A wicked problem is a problem that is difficult or impossible to solve because of incomplete, contradictory, and changing requirements that are often difficult to recognize. Wickedness isn’t a degree of difficulty. Wicked issues are different because traditional processes can’t resolve them. A wicked problem has innumerable causes, is tough to describe, and doesn’t have a right answer. Environmental degradation, homelessness and poverty are classic examples of wicked problems. They’re the opposite of hard but ordinary problems, which people can solve in a finite time period by applying standard techniques. Not only do conventional processes fail to tackle wicked problems, but they may exacerbate situations by generating undesirable consequences.
What are we doing?
We offer a maker-based program that introduces kids to decision making strategies, complex problem solving and critical thinking opportunities that are recognized as vital 21st century skills necessary to succeed in work, life and citizenship.
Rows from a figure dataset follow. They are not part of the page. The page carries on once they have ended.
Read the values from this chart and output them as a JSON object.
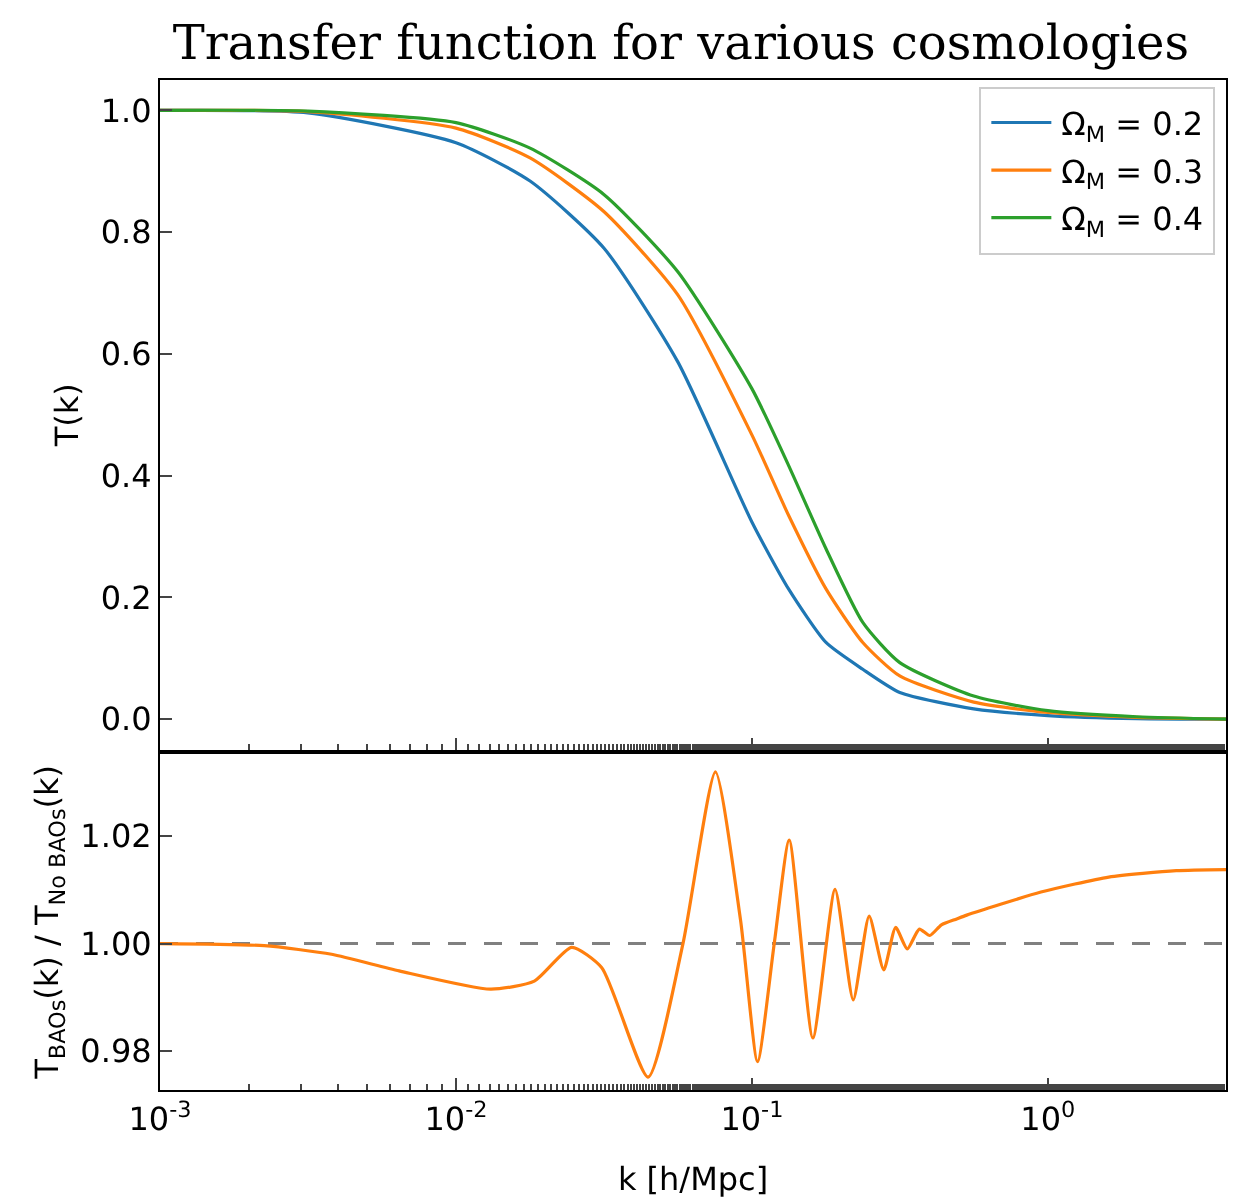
{
  "chart_data": [
    {
      "type": "line",
      "title": "Transfer function for various cosmologies",
      "ylabel": "T(k)",
      "log": "x",
      "grid": false,
      "legend": "top right",
      "marker": "none",
      "line_style": "solid",
      "tick_labels": "y",
      "xlim": [
        0.001,
        4
      ],
      "xticks": [
        {
          "value": 0.001,
          "label": "10$^{-3}$"
        },
        {
          "value": 0.01,
          "label": "10$^{-2}$"
        },
        {
          "value": 0.1,
          "label": "10$^{-1}$"
        },
        {
          "value": 1,
          "label": "10$^{0}$"
        }
      ],
      "ylim": [
        -0.05,
        1.05
      ],
      "yticks": [
        {
          "value": 0,
          "label": "0.0"
        },
        0.2,
        0.4,
        0.6,
        0.8,
        {
          "value": 1,
          "label": "1.0"
        }
      ],
      "x": [
        0.001,
        0.00316,
        0.01,
        0.0178,
        0.0316,
        0.0562,
        0.1,
        0.133,
        0.178,
        0.237,
        0.316,
        0.562,
        1,
        2,
        4
      ],
      "series": [
        {
          "name": "Ω$_{M}$ = 0.2",
          "color": "#1f77b4",
          "values": [
            1.0,
            0.996,
            0.947,
            0.884,
            0.774,
            0.587,
            0.324,
            0.214,
            0.126,
            0.082,
            0.044,
            0.017,
            0.006,
            0.001,
            0.0
          ]
        },
        {
          "name": "Ω$_{M}$ = 0.3",
          "color": "#ff7f0e",
          "values": [
            1.0,
            0.998,
            0.971,
            0.922,
            0.834,
            0.697,
            0.467,
            0.335,
            0.214,
            0.126,
            0.071,
            0.028,
            0.011,
            0.003,
            0.0
          ]
        },
        {
          "name": "Ω$_{M}$ = 0.4",
          "color": "#2ca02c",
          "values": [
            1.0,
            0.999,
            0.98,
            0.938,
            0.862,
            0.735,
            0.543,
            0.417,
            0.28,
            0.159,
            0.093,
            0.038,
            0.014,
            0.004,
            0.0
          ]
        }
      ]
    },
    {
      "type": "line",
      "xlabel": "k [h/Mpc]",
      "ylabel": "T$_{BAOs}$(k) / T$_{No BAOs}$(k)",
      "log": "x",
      "grid": false,
      "legend": false,
      "marker": "none",
      "line_style": "solid",
      "xlim": [
        0.001,
        4
      ],
      "xticks": [
        {
          "value": 0.001,
          "label": "10$^{-3}$"
        },
        {
          "value": 0.01,
          "label": "10$^{-2}$"
        },
        {
          "value": 0.1,
          "label": "10$^{-1}$"
        },
        {
          "value": 1,
          "label": "10$^{0}$"
        }
      ],
      "ylim": [
        0.9727,
        1.0354
      ],
      "yticks": [
        {
          "value": 0.98,
          "label": "0.98"
        },
        {
          "value": 1.0,
          "label": "1.00"
        },
        {
          "value": 1.02,
          "label": "1.02"
        }
      ],
      "ref_lines": [
        {
          "axis": "y",
          "value": 1.0,
          "label": null,
          "color": "#808080",
          "line_style": "dashed"
        }
      ],
      "x": [
        0.001,
        0.00225,
        0.0038,
        0.00643,
        0.0131,
        0.0184,
        0.0246,
        0.0311,
        0.0446,
        0.0585,
        0.0753,
        0.0916,
        0.1045,
        0.119,
        0.1337,
        0.1607,
        0.191,
        0.22,
        0.249,
        0.279,
        0.306,
        0.335,
        0.368,
        0.399,
        0.437,
        0.492,
        0.532,
        0.948,
        1.607,
        2.716,
        4
      ],
      "series": [
        {
          "color": "#ff7f0e",
          "values": [
            1.0,
            0.9996,
            0.998,
            0.9949,
            0.9915,
            0.993,
            0.9993,
            0.9955,
            0.9751,
            1.0,
            1.032,
            1.0043,
            0.978,
            1.0,
            1.0193,
            0.9824,
            1.0101,
            0.9895,
            1.0051,
            0.9951,
            1.003,
            0.999,
            1.0027,
            1.0015,
            1.0035,
            1.0046,
            1.0053,
            1.0096,
            1.0124,
            1.0136,
            1.0138
          ]
        }
      ]
    }
  ]
}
We do this through a project-based curriculum that introduces problem solving strategies through the materials and methods of construction and the process of idea making. Students achieve global awareness and civic literacy while practicing adaptability, self-direction, collaboration and leadership.
How do we do it?
We approach a wicked problem such as homelessness or environmental health by introducing a project, a client and a set of criteria. We learn about building structure, how different materials work, construction techniques, culture, environment, geography and geometry with each project through drawing and making. Students apply their knowledge to design and construct their own iteration (or several iterations) that will ultimately become part of a solution that addresses the wicked problem. This basic structure gives us ample opportunity to explore issues of citizenship and community while maintaining personalization and individual growth.
Why do we do it?
The positive implications and opportunities of the program are far reaching for education and society. Students experience partnerships and the value of collaboration as we actively engage community experts attempting to solve wicked problems locally.
Students will present their work in a casual studio setting for friendly constructive critique and suggestions for next steps, community project needs or possible service opportunities. As the program grows, we will offer seminar classes that expand upon ideas and opportunities generated in previous sessions.